I have a problem characterizing the solution of a dynamic system. It is a system of four nonlinear differential equations of first order. The considered solution shows:
- For the selected initial conditions a stable behavior (very long simulation durations show a limited set).
- However, the calculated Lyapunov spectrum shows only positive exponents (+69,+59,+41,+31).
- This autocorrelation:
- I know, the Poincaré–Bendixson theorem is only valid for two dimensional systems, but nevertheless at initial conditions (with a much larger value than the assumed to be limited set), the trajectory converges to the limited set.
Assuming the calculation of the Lyapunov spectrum (I validated the code with known systems) and the autocorrelation are correct, what does this mean for the solution?
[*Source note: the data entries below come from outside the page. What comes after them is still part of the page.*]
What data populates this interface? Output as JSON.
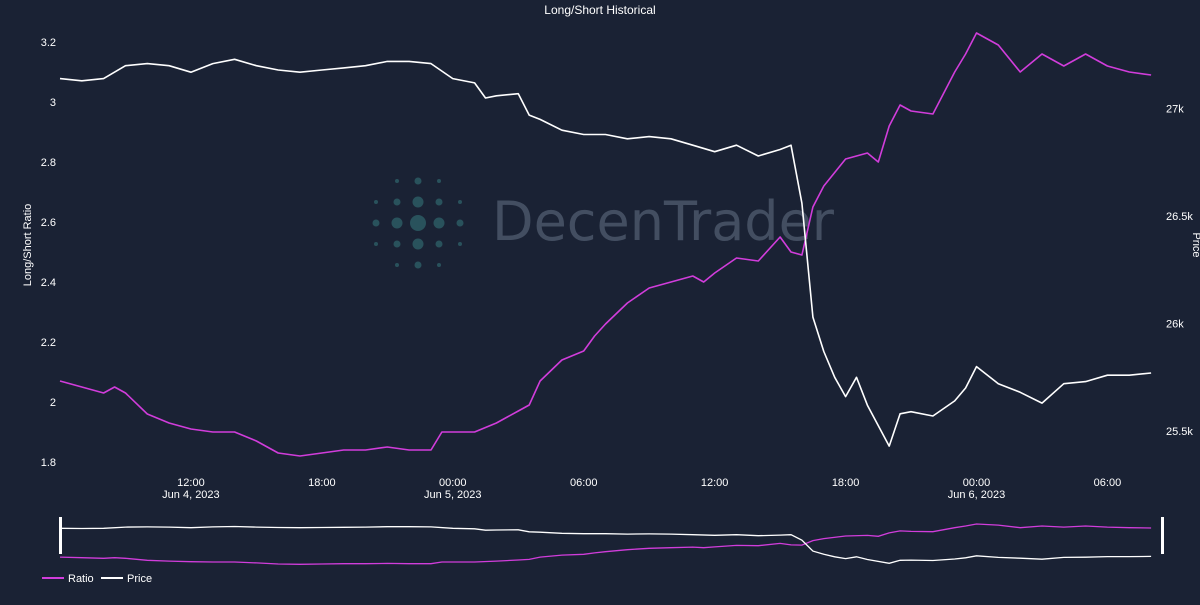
{
  "chart_data": {
    "type": "line",
    "title": "Long/Short Historical",
    "ylabel": "Long/Short Ratio",
    "y2label": "Price",
    "ylim": [
      1.76,
      3.3
    ],
    "y2lim": [
      25300,
      27450
    ],
    "xlim": [
      "2023-06-04T06:00",
      "2023-06-06T08:30"
    ],
    "x_ticks": [
      {
        "t": "2023-06-04T12:00",
        "label": "12:00",
        "sub": "Jun 4, 2023"
      },
      {
        "t": "2023-06-04T18:00",
        "label": "18:00",
        "sub": ""
      },
      {
        "t": "2023-06-05T00:00",
        "label": "00:00",
        "sub": "Jun 5, 2023"
      },
      {
        "t": "2023-06-05T06:00",
        "label": "06:00",
        "sub": ""
      },
      {
        "t": "2023-06-05T12:00",
        "label": "12:00",
        "sub": ""
      },
      {
        "t": "2023-06-05T18:00",
        "label": "18:00",
        "sub": ""
      },
      {
        "t": "2023-06-06T00:00",
        "label": "00:00",
        "sub": "Jun 6, 2023"
      },
      {
        "t": "2023-06-06T06:00",
        "label": "06:00",
        "sub": ""
      }
    ],
    "y_ticks": [
      {
        "v": 1.8,
        "label": "1.8"
      },
      {
        "v": 2.0,
        "label": "2"
      },
      {
        "v": 2.2,
        "label": "2.2"
      },
      {
        "v": 2.4,
        "label": "2.4"
      },
      {
        "v": 2.6,
        "label": "2.6"
      },
      {
        "v": 2.8,
        "label": "2.8"
      },
      {
        "v": 3.0,
        "label": "3"
      },
      {
        "v": 3.2,
        "label": "3.2"
      }
    ],
    "y2_ticks": [
      {
        "v": 25500,
        "label": "25.5k"
      },
      {
        "v": 26000,
        "label": "26k"
      },
      {
        "v": 26500,
        "label": "26.5k"
      },
      {
        "v": 27000,
        "label": "27k"
      }
    ],
    "series": [
      {
        "name": "Ratio",
        "axis": "left",
        "color": "#d13ddb",
        "points": [
          [
            "2023-06-04T06:00",
            2.07
          ],
          [
            "2023-06-04T07:00",
            2.05
          ],
          [
            "2023-06-04T08:00",
            2.03
          ],
          [
            "2023-06-04T08:30",
            2.05
          ],
          [
            "2023-06-04T09:00",
            2.03
          ],
          [
            "2023-06-04T10:00",
            1.96
          ],
          [
            "2023-06-04T11:00",
            1.93
          ],
          [
            "2023-06-04T12:00",
            1.91
          ],
          [
            "2023-06-04T13:00",
            1.9
          ],
          [
            "2023-06-04T14:00",
            1.9
          ],
          [
            "2023-06-04T15:00",
            1.87
          ],
          [
            "2023-06-04T16:00",
            1.83
          ],
          [
            "2023-06-04T17:00",
            1.82
          ],
          [
            "2023-06-04T18:00",
            1.83
          ],
          [
            "2023-06-04T19:00",
            1.84
          ],
          [
            "2023-06-04T20:00",
            1.84
          ],
          [
            "2023-06-04T21:00",
            1.85
          ],
          [
            "2023-06-04T22:00",
            1.84
          ],
          [
            "2023-06-04T23:00",
            1.84
          ],
          [
            "2023-06-04T23:30",
            1.9
          ],
          [
            "2023-06-05T00:00",
            1.9
          ],
          [
            "2023-06-05T01:00",
            1.9
          ],
          [
            "2023-06-05T02:00",
            1.93
          ],
          [
            "2023-06-05T03:00",
            1.97
          ],
          [
            "2023-06-05T03:30",
            1.99
          ],
          [
            "2023-06-05T04:00",
            2.07
          ],
          [
            "2023-06-05T05:00",
            2.14
          ],
          [
            "2023-06-05T06:00",
            2.17
          ],
          [
            "2023-06-05T06:30",
            2.22
          ],
          [
            "2023-06-05T07:00",
            2.26
          ],
          [
            "2023-06-05T08:00",
            2.33
          ],
          [
            "2023-06-05T09:00",
            2.38
          ],
          [
            "2023-06-05T10:00",
            2.4
          ],
          [
            "2023-06-05T11:00",
            2.42
          ],
          [
            "2023-06-05T11:30",
            2.4
          ],
          [
            "2023-06-05T12:00",
            2.43
          ],
          [
            "2023-06-05T13:00",
            2.48
          ],
          [
            "2023-06-05T14:00",
            2.47
          ],
          [
            "2023-06-05T15:00",
            2.55
          ],
          [
            "2023-06-05T15:30",
            2.5
          ],
          [
            "2023-06-05T16:00",
            2.49
          ],
          [
            "2023-06-05T16:30",
            2.65
          ],
          [
            "2023-06-05T17:00",
            2.72
          ],
          [
            "2023-06-05T18:00",
            2.81
          ],
          [
            "2023-06-05T19:00",
            2.83
          ],
          [
            "2023-06-05T19:30",
            2.8
          ],
          [
            "2023-06-05T20:00",
            2.92
          ],
          [
            "2023-06-05T20:30",
            2.99
          ],
          [
            "2023-06-05T21:00",
            2.97
          ],
          [
            "2023-06-05T22:00",
            2.96
          ],
          [
            "2023-06-05T23:00",
            3.1
          ],
          [
            "2023-06-05T23:30",
            3.16
          ],
          [
            "2023-06-06T00:00",
            3.23
          ],
          [
            "2023-06-06T01:00",
            3.19
          ],
          [
            "2023-06-06T02:00",
            3.1
          ],
          [
            "2023-06-06T03:00",
            3.16
          ],
          [
            "2023-06-06T04:00",
            3.12
          ],
          [
            "2023-06-06T05:00",
            3.16
          ],
          [
            "2023-06-06T06:00",
            3.12
          ],
          [
            "2023-06-06T07:00",
            3.1
          ],
          [
            "2023-06-06T08:00",
            3.09
          ]
        ]
      },
      {
        "name": "Price",
        "axis": "right",
        "color": "#ffffff",
        "points": [
          [
            "2023-06-04T06:00",
            27140
          ],
          [
            "2023-06-04T07:00",
            27130
          ],
          [
            "2023-06-04T08:00",
            27140
          ],
          [
            "2023-06-04T09:00",
            27200
          ],
          [
            "2023-06-04T10:00",
            27210
          ],
          [
            "2023-06-04T11:00",
            27200
          ],
          [
            "2023-06-04T12:00",
            27170
          ],
          [
            "2023-06-04T13:00",
            27210
          ],
          [
            "2023-06-04T14:00",
            27230
          ],
          [
            "2023-06-04T15:00",
            27200
          ],
          [
            "2023-06-04T16:00",
            27180
          ],
          [
            "2023-06-04T17:00",
            27170
          ],
          [
            "2023-06-04T18:00",
            27180
          ],
          [
            "2023-06-04T19:00",
            27190
          ],
          [
            "2023-06-04T20:00",
            27200
          ],
          [
            "2023-06-04T21:00",
            27220
          ],
          [
            "2023-06-04T22:00",
            27220
          ],
          [
            "2023-06-04T23:00",
            27210
          ],
          [
            "2023-06-05T00:00",
            27140
          ],
          [
            "2023-06-05T01:00",
            27120
          ],
          [
            "2023-06-05T01:30",
            27050
          ],
          [
            "2023-06-05T02:00",
            27060
          ],
          [
            "2023-06-05T03:00",
            27070
          ],
          [
            "2023-06-05T03:30",
            26970
          ],
          [
            "2023-06-05T04:00",
            26950
          ],
          [
            "2023-06-05T05:00",
            26900
          ],
          [
            "2023-06-05T06:00",
            26880
          ],
          [
            "2023-06-05T07:00",
            26880
          ],
          [
            "2023-06-05T08:00",
            26860
          ],
          [
            "2023-06-05T09:00",
            26870
          ],
          [
            "2023-06-05T10:00",
            26860
          ],
          [
            "2023-06-05T11:00",
            26830
          ],
          [
            "2023-06-05T12:00",
            26800
          ],
          [
            "2023-06-05T13:00",
            26830
          ],
          [
            "2023-06-05T14:00",
            26780
          ],
          [
            "2023-06-05T15:00",
            26810
          ],
          [
            "2023-06-05T15:30",
            26830
          ],
          [
            "2023-06-05T16:00",
            26560
          ],
          [
            "2023-06-05T16:30",
            26030
          ],
          [
            "2023-06-05T17:00",
            25870
          ],
          [
            "2023-06-05T17:30",
            25750
          ],
          [
            "2023-06-05T18:00",
            25660
          ],
          [
            "2023-06-05T18:30",
            25750
          ],
          [
            "2023-06-05T19:00",
            25620
          ],
          [
            "2023-06-05T20:00",
            25430
          ],
          [
            "2023-06-05T20:30",
            25580
          ],
          [
            "2023-06-05T21:00",
            25590
          ],
          [
            "2023-06-05T22:00",
            25570
          ],
          [
            "2023-06-05T23:00",
            25640
          ],
          [
            "2023-06-05T23:30",
            25700
          ],
          [
            "2023-06-06T00:00",
            25800
          ],
          [
            "2023-06-06T01:00",
            25720
          ],
          [
            "2023-06-06T02:00",
            25680
          ],
          [
            "2023-06-06T03:00",
            25630
          ],
          [
            "2023-06-06T04:00",
            25720
          ],
          [
            "2023-06-06T05:00",
            25730
          ],
          [
            "2023-06-06T06:00",
            25760
          ],
          [
            "2023-06-06T07:00",
            25760
          ],
          [
            "2023-06-06T08:00",
            25770
          ]
        ]
      }
    ],
    "legend": [
      {
        "name": "Ratio",
        "color": "#d13ddb"
      },
      {
        "name": "Price",
        "color": "#ffffff"
      }
    ],
    "legend_placement": "bottom-left",
    "grid": false,
    "range_slider": true
  },
  "watermark": {
    "part1": "Decen",
    "part2": "Trader"
  }
}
Does this mean that it is not a limited set, so for $t$ against infinity the amplitude would increase? The Lyapunov exponents seem very large to me, shouldn't one see such a rise in a long simulation time?
Your observations contradict each other. A system with only positive Lyapunov exponents should exhibit an unbounded dynamics. Given the time scale on which your dynamics appears to act (as per the autocorrelation), even one Lyapunov exponent of the order of magnitude you are reporting seems questionably high, as it should lead to a quick effects within a few time units.
Moreover your plot of the autocorrelation function does not allow to make any conclusions as to whether it decays (chaos) or not (periodic or quasiperiodic dynamics).